Having spent my working life in schools and, in recent years, engaged fairly closely with politicians and public servants I have spent plenty of time reading and listening to jargon. I never cease to be impressed by the capacity of school folk and bureaucrats to find long, complicated and confusing ways of saying things that are often quite simple. Sir Humphrey lives.
In schools I think we are sometimes afraid of saying what we really mean for fear of hurting someone’s feelings, because we think it’s too risky or confronting to tell the plain, simple truth or perhaps because we want to be ‘constructive’ with our advice. Nowhere is this more evident than in school reports.
Government employees have the same problem. It’s one thing to engage in deep philosophical thought about public policy and to articulate it in ways which reflect the complex issues involved. It’s another to produce material for public consumption which is capable of interpretation only by those ‘in the know’. Perhaps that’s the purpose of the exercise. The work of the bureaucracy can of course be reflected in the public utterances of politicians and is given an additional dimension by the media advisors and spin doctors.

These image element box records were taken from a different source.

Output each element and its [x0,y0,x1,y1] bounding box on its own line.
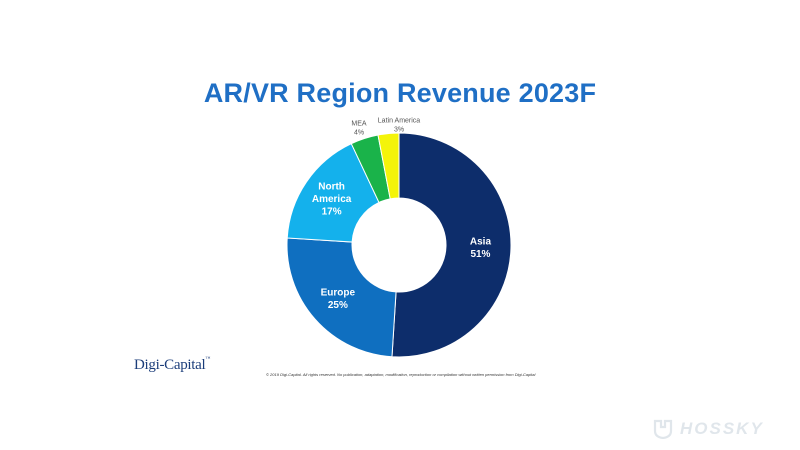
digi-capital-logo: Digi-Capital™ [134,357,210,374]
slice-asia [391,132,512,358]
watermark-text: HOSSKY [680,419,764,438]
slice-labels: Asia 51% Europe 25% North America 17% MEA 4% Lati… [312,118,492,312]
label-latin-america: Latin America 3% [378,118,421,134]
watermark-logo-icon [653,419,673,439]
donut-slices [286,132,512,358]
label-mea: MEA 4% [351,121,367,137]
logo-trademark: ™ [205,357,210,362]
label-asia: Asia 51% [470,236,492,259]
slice-north-america [286,142,380,243]
logo-text: Digi-Capital [134,357,206,373]
slice-latin-america [377,132,400,200]
watermark: HOSSKY [652,419,764,439]
label-europe: Europe 25% [321,288,356,312]
label-north-america: North America 17% [312,182,352,218]
slice-europe [286,237,397,358]
chart-title: AR/VR Region Revenue 2023F [203,78,597,108]
copyright-notice: © 2019 Digi-Capital. All rights reserved… [266,372,536,377]
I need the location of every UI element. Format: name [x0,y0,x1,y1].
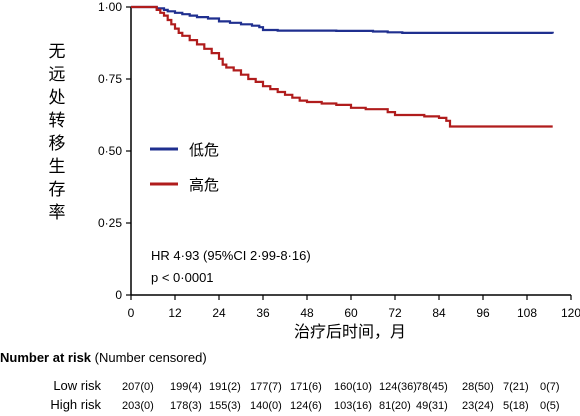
p-value-annotation: p < 0·0001 [151,270,214,285]
risk-cell: 49(31) [416,400,448,412]
risk-cell: 177(7) [250,381,282,393]
y-axis-label-char: 生 [49,157,66,176]
x-axis-label: 治疗后时间，月 [294,323,406,341]
x-tick-label: 96 [476,306,490,320]
risk-cell: 7(21) [503,381,529,393]
risk-cell: 124(6) [290,400,322,412]
y-axis-label-char: 率 [49,203,66,222]
x-tick-label: 12 [168,306,182,320]
x-tick-label: 108 [517,306,537,320]
survival-curve-high-risk [131,5,553,128]
y-axis-label-char: 转 [49,111,66,130]
y-axis-label-char: 远 [49,65,66,84]
x-tick-label: 48 [300,306,314,320]
risk-cell: 207(0) [122,381,154,393]
y-axis-label-char: 存 [49,180,66,199]
y-tick-label: 1·00 [98,0,122,14]
risk-cell: 191(2) [209,381,241,393]
survival-curves [131,5,554,128]
x-axis-ticks: 0 12 24 36 48 60 72 84 96 108 120 [128,295,580,320]
x-tick-label: 84 [432,306,446,320]
risk-row-label: Low risk [53,378,101,393]
legend-label-low-risk: 低危 [189,142,219,159]
y-axis-ticks: 0 0·25 0·50 0·75 1·00 [98,0,131,302]
legend: 低危 高危 [150,142,219,194]
risk-cell: 203(0) [122,400,154,412]
x-tick-label: 60 [344,306,358,320]
risk-cell: 178(3) [170,400,202,412]
risk-cell: 124(36) [379,381,417,393]
x-tick-label: 72 [388,306,402,320]
hazard-ratio-annotation: HR 4·93 (95%CI 2·99-8·16) [151,248,311,263]
risk-cell: 155(3) [209,400,241,412]
x-tick-label: 120 [561,306,580,320]
y-axis-label-char: 处 [49,88,66,107]
risk-cell: 160(10) [334,381,372,393]
survival-curve-low-risk [131,5,554,34]
risk-row-label: High risk [50,397,101,412]
risk-cell: 103(16) [334,400,372,412]
risk-cell: 0(5) [540,400,560,412]
y-axis-label-char: 移 [49,134,66,153]
risk-cell: 0(7) [540,381,560,393]
risk-cell: 81(20) [379,400,411,412]
y-tick-label: 0·25 [98,216,122,230]
risk-table-title: Number at risk (Number censored) [0,350,207,365]
x-tick-label: 0 [128,306,135,320]
y-tick-label: 0·50 [98,144,122,158]
risk-cell: 78(45) [416,381,448,393]
y-tick-label: 0·75 [98,72,122,86]
risk-cell: 23(24) [462,400,494,412]
risk-cell: 5(18) [503,400,529,412]
x-tick-label: 36 [256,306,270,320]
legend-label-high-risk: 高危 [189,177,219,194]
risk-cell: 28(50) [462,381,494,393]
y-axis-label-char: 无 [49,42,66,61]
risk-cell: 171(6) [290,381,322,393]
x-tick-label: 24 [212,306,226,320]
risk-cell: 199(4) [170,381,202,393]
risk-table-title-rest: (Number censored) [91,350,207,365]
risk-cell: 140(0) [250,400,282,412]
y-tick-label: 0 [115,288,122,302]
risk-table-title-bold: Number at risk [0,350,92,365]
risk-table: Low risk 207(0) 199(4) 191(2) 177(7) 171(6) 16… [50,378,559,412]
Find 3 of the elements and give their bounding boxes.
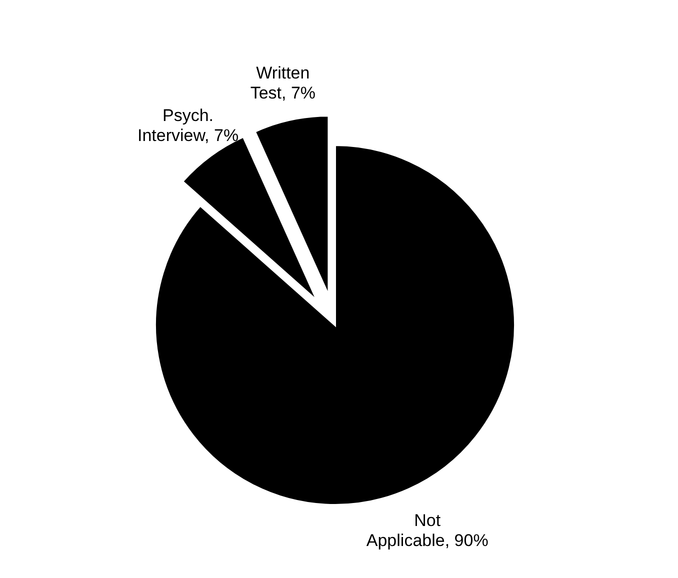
slice-label: Written Test, 7%: [250, 64, 316, 103]
slice-label: Psych. Interview, 7%: [137, 106, 239, 146]
slice-label: Not Applicable, 90%: [366, 511, 488, 550]
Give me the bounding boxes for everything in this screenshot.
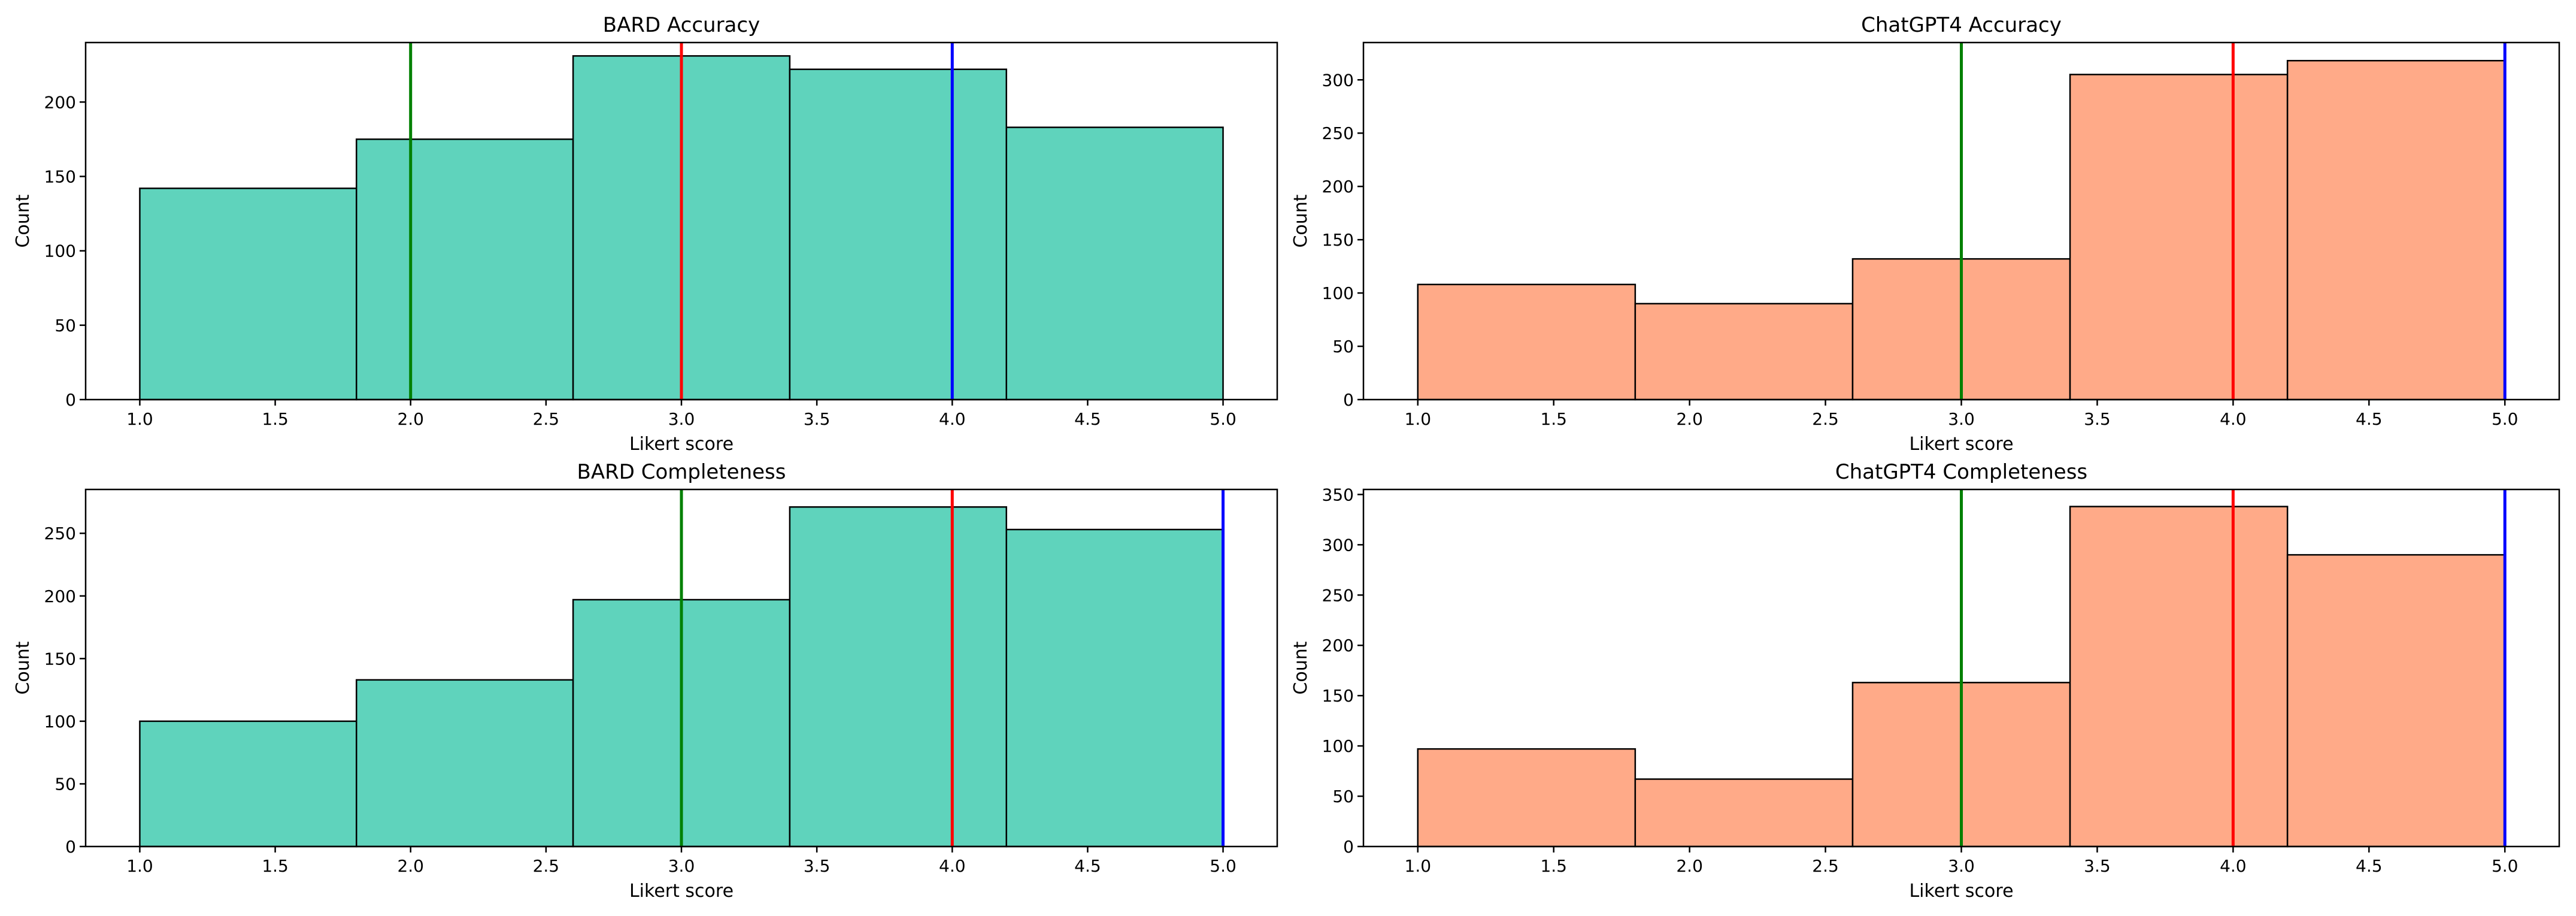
chart-title: ChatGPT4 Completeness bbox=[1835, 460, 2087, 484]
x-tick-label: 1.0 bbox=[126, 856, 153, 876]
y-tick-label: 200 bbox=[44, 92, 76, 112]
histogram-bar bbox=[2286, 554, 2506, 848]
histogram-bar bbox=[1005, 126, 1224, 401]
y-axis-label: Count bbox=[13, 194, 34, 247]
x-tick-label: 1.5 bbox=[262, 856, 289, 876]
y-tick-label: 0 bbox=[65, 390, 76, 410]
x-axis-label: Likert score bbox=[1909, 881, 2013, 902]
x-tick-label: 4.0 bbox=[2220, 409, 2247, 429]
y-tick-label: 100 bbox=[44, 712, 76, 731]
x-tick-label: 5.0 bbox=[1210, 856, 1237, 876]
chart-bard-completeness: 1.0 1.5 2.0 2.5 3.0 3.5 4.0 4.5 5.0 0 50 100 150 200 2… bbox=[13, 460, 1278, 902]
histogram-bar bbox=[139, 188, 357, 401]
y-tick-label: 350 bbox=[1322, 485, 1354, 504]
histogram-bar bbox=[1417, 748, 1636, 848]
y-tick-label: 250 bbox=[1322, 123, 1354, 143]
histogram-bar bbox=[1005, 528, 1224, 848]
histogram-bar bbox=[1634, 303, 1854, 401]
x-tick-label: 1.0 bbox=[1405, 409, 1432, 429]
y-tick-label: 150 bbox=[44, 167, 76, 187]
y-tick-label: 300 bbox=[1322, 535, 1354, 555]
y-tick-label: 0 bbox=[1343, 837, 1354, 857]
histogram-bar bbox=[2069, 74, 2289, 401]
histogram-bar bbox=[1417, 283, 1636, 401]
x-tick-label: 2.5 bbox=[1812, 856, 1839, 876]
x-tick-label: 3.0 bbox=[668, 409, 695, 429]
y-tick-label: 200 bbox=[44, 587, 76, 606]
chart-bard-accuracy: 1.0 1.5 2.0 2.5 3.0 3.5 4.0 4.5 5.0 0 50 100 150 200 B… bbox=[13, 13, 1278, 455]
y-tick-label: 50 bbox=[1332, 787, 1354, 806]
histogram-bar bbox=[789, 506, 1007, 848]
y-axis-label: Count bbox=[1290, 641, 1311, 694]
x-tick-label: 1.5 bbox=[262, 409, 289, 429]
x-axis-label: Likert score bbox=[629, 881, 734, 902]
x-tick-label: 4.0 bbox=[2220, 856, 2247, 876]
y-axis-label: Count bbox=[1290, 194, 1311, 247]
y-axis-label: Count bbox=[13, 641, 34, 694]
chart-title: BARD Completeness bbox=[577, 460, 786, 484]
histogram-bar bbox=[2069, 506, 2289, 848]
x-tick-label: 3.0 bbox=[668, 856, 695, 876]
x-axis-label: Likert score bbox=[1909, 434, 2013, 455]
chart-chatgpt4-completeness: 1.0 1.5 2.0 2.5 3.0 3.5 4.0 4.5 5.0 0 50 100 150 200 2… bbox=[1290, 460, 2560, 902]
x-tick-label: 4.5 bbox=[1074, 409, 1101, 429]
x-tick-label: 3.5 bbox=[804, 409, 831, 429]
histogram-bar bbox=[789, 68, 1007, 401]
x-tick-label: 2.0 bbox=[397, 856, 424, 876]
x-tick-label: 1.5 bbox=[1540, 856, 1567, 876]
x-tick-label: 4.5 bbox=[2356, 856, 2383, 876]
chart-title: BARD Accuracy bbox=[603, 13, 760, 37]
x-tick-label: 1.0 bbox=[126, 409, 153, 429]
y-tick-label: 250 bbox=[1322, 585, 1354, 605]
histogram-bar bbox=[1634, 778, 1854, 848]
histogram-bar bbox=[356, 679, 574, 848]
chart-title: ChatGPT4 Accuracy bbox=[1861, 13, 2062, 37]
y-tick-label: 150 bbox=[44, 649, 76, 669]
x-tick-label: 4.5 bbox=[2356, 409, 2383, 429]
x-tick-label: 1.5 bbox=[1540, 409, 1567, 429]
x-axis-label: Likert score bbox=[629, 434, 734, 455]
x-tick-label: 1.0 bbox=[1405, 856, 1432, 876]
histogram-bar bbox=[139, 720, 357, 848]
y-tick-label: 100 bbox=[44, 241, 76, 261]
y-tick-label: 250 bbox=[44, 524, 76, 543]
y-tick-label: 100 bbox=[1322, 736, 1354, 756]
y-tick-label: 150 bbox=[1322, 230, 1354, 250]
x-tick-label: 2.5 bbox=[1812, 409, 1839, 429]
y-tick-label: 0 bbox=[1343, 390, 1354, 410]
y-tick-label: 300 bbox=[1322, 70, 1354, 90]
y-tick-label: 200 bbox=[1322, 636, 1354, 655]
y-tick-label: 0 bbox=[65, 837, 76, 857]
x-tick-label: 5.0 bbox=[1210, 409, 1237, 429]
x-tick-label: 4.0 bbox=[939, 856, 966, 876]
y-tick-label: 50 bbox=[54, 316, 76, 335]
histogram-bar bbox=[356, 138, 574, 401]
x-tick-label: 5.0 bbox=[2492, 409, 2519, 429]
y-tick-label: 200 bbox=[1322, 177, 1354, 196]
histogram-bar bbox=[2286, 59, 2506, 401]
x-tick-label: 5.0 bbox=[2492, 856, 2519, 876]
x-tick-label: 3.0 bbox=[1948, 409, 1975, 429]
x-tick-label: 4.5 bbox=[1074, 856, 1101, 876]
x-tick-label: 2.5 bbox=[533, 856, 560, 876]
x-tick-label: 3.0 bbox=[1948, 856, 1975, 876]
x-tick-label: 3.5 bbox=[804, 856, 831, 876]
x-tick-label: 3.5 bbox=[2084, 856, 2111, 876]
x-tick-label: 4.0 bbox=[939, 409, 966, 429]
y-tick-label: 50 bbox=[1332, 337, 1354, 356]
y-tick-label: 100 bbox=[1322, 283, 1354, 303]
y-tick-label: 50 bbox=[54, 774, 76, 794]
x-tick-label: 3.5 bbox=[2084, 409, 2111, 429]
y-tick-label: 150 bbox=[1322, 686, 1354, 706]
chart-chatgpt4-accuracy: 1.0 1.5 2.0 2.5 3.0 3.5 4.0 4.5 5.0 0 50 100 150 200 2… bbox=[1290, 13, 2560, 455]
x-tick-label: 2.5 bbox=[533, 409, 560, 429]
x-tick-label: 2.0 bbox=[1676, 856, 1703, 876]
x-tick-label: 2.0 bbox=[1676, 409, 1703, 429]
x-tick-label: 2.0 bbox=[397, 409, 424, 429]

So my hat goes off to the policians and public figures who have the ability to condense complex thought and understanding into plain, simple, everyday language. Like him or loathe him, John Howard had the ability to talk to the public on their level. Tony Abbott might have taken it too far in opposition. Kevin Rudd struggled and I suspect Julia Gillard took too much advice from advisors about how to craft her message. Face to face most politicians can talk in simple terms but when appearing in public the knack sometimes deserts them.
In my line of work the best I’ve seen is Richard Teese from the University of Melbourne. Richard is an academic and a researcher and has a wealth of data at his disposal. But when he talks he simplifies issues in a way that all can understand; it’s the ability to draw on vast experience and deep understanding and to convey that simply to others. My former regional director Ron Lake had a similar gift. Ken Lay from the Victoria Police has it. I wish more did.